The one point of variance is this: while all guides admire young Garst as a crack shot with a rifle, he frequently dumfounds them by letting slip stunning chances at game, big and little. They call him “a queer specimen sportsman,”—understanding little his love for the wild offspring of the woods,—because he never uses his gun save when the bareness of his larder or the peril of his own life or his chum’s demands it.
Nevertheless, feeling the need of fresh meat, the naturalist was for the moment hotly exasperated because his English comrade, Neal Farrar, missed even a poor chance at a buck during the midnight excursion on Squaw Pond.
His friends are proud of stating that up to the present Cyrus had proceeded well in his friendly acquaintance with wild creatures, his desire being to study their habits when alive rather than to pore over their anatomy when dead. And he has always reaped a plentiful harvest of fun during his trips, declaring that he has “the pull over fellows who go into the woods for killing,” seeing that he can thoroughly enjoy the escape of a game animal if he can only catch a sight of it, and perceive how its pluck or cunning enables it to baffle pursuing man. There are those who call Cyrus a sportsman of the best type. Perhaps they are right.
Yet in the year of our story, when he had just attained his majority, this student of forest life is still unsatisfied, because he has not been able to obtain a good view of the behemoth of American woods, the ignis fatuus of hunters,—the mighty moose.

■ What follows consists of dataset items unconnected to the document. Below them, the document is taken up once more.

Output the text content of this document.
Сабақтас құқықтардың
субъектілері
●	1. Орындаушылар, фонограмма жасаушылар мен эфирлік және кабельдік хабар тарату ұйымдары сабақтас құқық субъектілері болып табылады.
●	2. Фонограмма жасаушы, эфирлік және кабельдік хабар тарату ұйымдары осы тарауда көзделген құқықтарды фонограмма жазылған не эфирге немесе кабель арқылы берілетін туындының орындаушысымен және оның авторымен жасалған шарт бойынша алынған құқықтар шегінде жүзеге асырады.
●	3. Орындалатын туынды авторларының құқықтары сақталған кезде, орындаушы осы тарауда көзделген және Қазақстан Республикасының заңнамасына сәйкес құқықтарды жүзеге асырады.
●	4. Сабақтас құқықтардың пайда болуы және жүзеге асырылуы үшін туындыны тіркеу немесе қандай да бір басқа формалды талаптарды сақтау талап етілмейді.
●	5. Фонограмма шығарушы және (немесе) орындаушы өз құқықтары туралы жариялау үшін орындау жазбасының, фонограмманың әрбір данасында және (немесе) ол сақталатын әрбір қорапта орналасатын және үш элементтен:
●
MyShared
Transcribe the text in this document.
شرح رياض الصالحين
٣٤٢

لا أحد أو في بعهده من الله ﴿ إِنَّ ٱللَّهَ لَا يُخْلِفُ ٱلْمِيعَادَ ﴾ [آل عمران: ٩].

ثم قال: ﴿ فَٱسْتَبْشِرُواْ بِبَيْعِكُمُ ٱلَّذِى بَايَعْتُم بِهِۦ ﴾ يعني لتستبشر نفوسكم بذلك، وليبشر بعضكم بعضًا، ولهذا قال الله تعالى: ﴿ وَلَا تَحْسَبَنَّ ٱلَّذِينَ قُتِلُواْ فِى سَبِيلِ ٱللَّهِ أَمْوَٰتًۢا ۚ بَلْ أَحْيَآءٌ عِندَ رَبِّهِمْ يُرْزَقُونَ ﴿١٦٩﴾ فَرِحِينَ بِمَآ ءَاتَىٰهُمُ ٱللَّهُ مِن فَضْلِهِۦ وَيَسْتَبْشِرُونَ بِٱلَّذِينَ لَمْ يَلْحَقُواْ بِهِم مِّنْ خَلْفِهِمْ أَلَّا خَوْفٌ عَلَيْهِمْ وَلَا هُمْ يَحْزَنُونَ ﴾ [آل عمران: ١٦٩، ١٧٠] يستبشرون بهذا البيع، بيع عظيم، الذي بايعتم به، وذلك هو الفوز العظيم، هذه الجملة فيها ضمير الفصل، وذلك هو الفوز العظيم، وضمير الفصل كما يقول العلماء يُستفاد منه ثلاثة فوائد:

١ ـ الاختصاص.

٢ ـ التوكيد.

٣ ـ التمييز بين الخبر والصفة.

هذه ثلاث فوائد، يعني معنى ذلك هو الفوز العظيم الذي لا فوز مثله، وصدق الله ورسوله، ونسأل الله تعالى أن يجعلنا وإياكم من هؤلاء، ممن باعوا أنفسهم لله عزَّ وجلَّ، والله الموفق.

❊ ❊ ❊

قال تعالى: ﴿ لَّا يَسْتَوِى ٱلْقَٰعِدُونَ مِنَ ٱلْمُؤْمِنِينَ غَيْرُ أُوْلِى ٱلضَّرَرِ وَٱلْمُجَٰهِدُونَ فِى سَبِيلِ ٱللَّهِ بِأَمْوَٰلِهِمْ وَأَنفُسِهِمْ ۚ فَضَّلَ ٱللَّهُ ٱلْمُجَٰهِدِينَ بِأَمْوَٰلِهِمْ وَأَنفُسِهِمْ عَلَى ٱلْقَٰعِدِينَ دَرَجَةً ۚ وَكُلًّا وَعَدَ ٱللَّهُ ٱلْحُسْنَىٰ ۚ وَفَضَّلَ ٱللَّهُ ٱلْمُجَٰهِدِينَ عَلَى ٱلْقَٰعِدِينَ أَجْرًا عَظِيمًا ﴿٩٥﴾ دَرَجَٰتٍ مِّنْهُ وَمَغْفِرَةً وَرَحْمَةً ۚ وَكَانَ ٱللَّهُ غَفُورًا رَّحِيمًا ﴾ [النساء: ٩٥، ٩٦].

Once only, when paddling on a still pond with his experienced guide for company, the latter suddenly closed the slide of the jack-lamp, hiding its light. At the same moment a dark, splendid monster, tall as a horse and swinging a pair of antlers five feet broad, suddenly appeared upon the bank, near to which the canoe lay in black shadow. The hunters dared not breathe. It was at a season of year when the Maine law exacts a heavy fine for the killing of a moose; and even the guide had no desire to send his bullets through the law, though he might have riddled the game without compunction.
For a minute or two the creature halted at the pond’s brink, magnified in the mirror of moonlit water into a gigantic, wavering shape. Then with slow, solemn tread he walked along the bank ahead, gave a loud snort something like the snort of a war-horse, made a crunching, chopping noise with his jaws, resembling the sound of a dull axe striking against wood, plunged into the lake, and swam across to the opposite shore.
“If we had fired, he might have come for us full tilt,” whispered the guide so softly that his words were like a gliding breath. “And then I tell you we’d have had a narrow squeak. He’d have kicked the canoe into splinters and us out o’ time in short order.”
“But a moose won’t charge unless he’s attacked, will he?” asked Cyrus, later in the night, when a couple of quacking black ducks which had received a dose of lead were lying silent at his feet, and the hunters were returning to camp with food.
“Not often,” was the reply. “Only at this time o’ year, if they’ve got a mate to defend, you can’t say for sure what they’ll do. They won’t always fight either, even if they’re wounded, when they can get a chance to bolt. But a moose, if he has to die, will be sure to die game, with his face to his enemy; and so will every wild animal that I know. I’ve even seen a shot partridge flutter up its feathers like a game-cock at the fellow who dropped it.”
Well, this memorable glimpse of his mooseship was obtained in the year before our story. And now, in the beginning of October, young Garst was off into Maine wilds again, having arranged to “do” the forest thoroughly after his usual fashion, seeing all he could of its countless phases of life, and finally to meet this same guide—a dare-devil fellow who was reported to have had adventures in moose-hunting such as other woodsmen did not dream of—at a log camp far in the wilderness. Thence they could proceed to solitudes where the voice of man seldom echoed, where the foot of man rarely trod, and where moose signs were pretty sure to be found.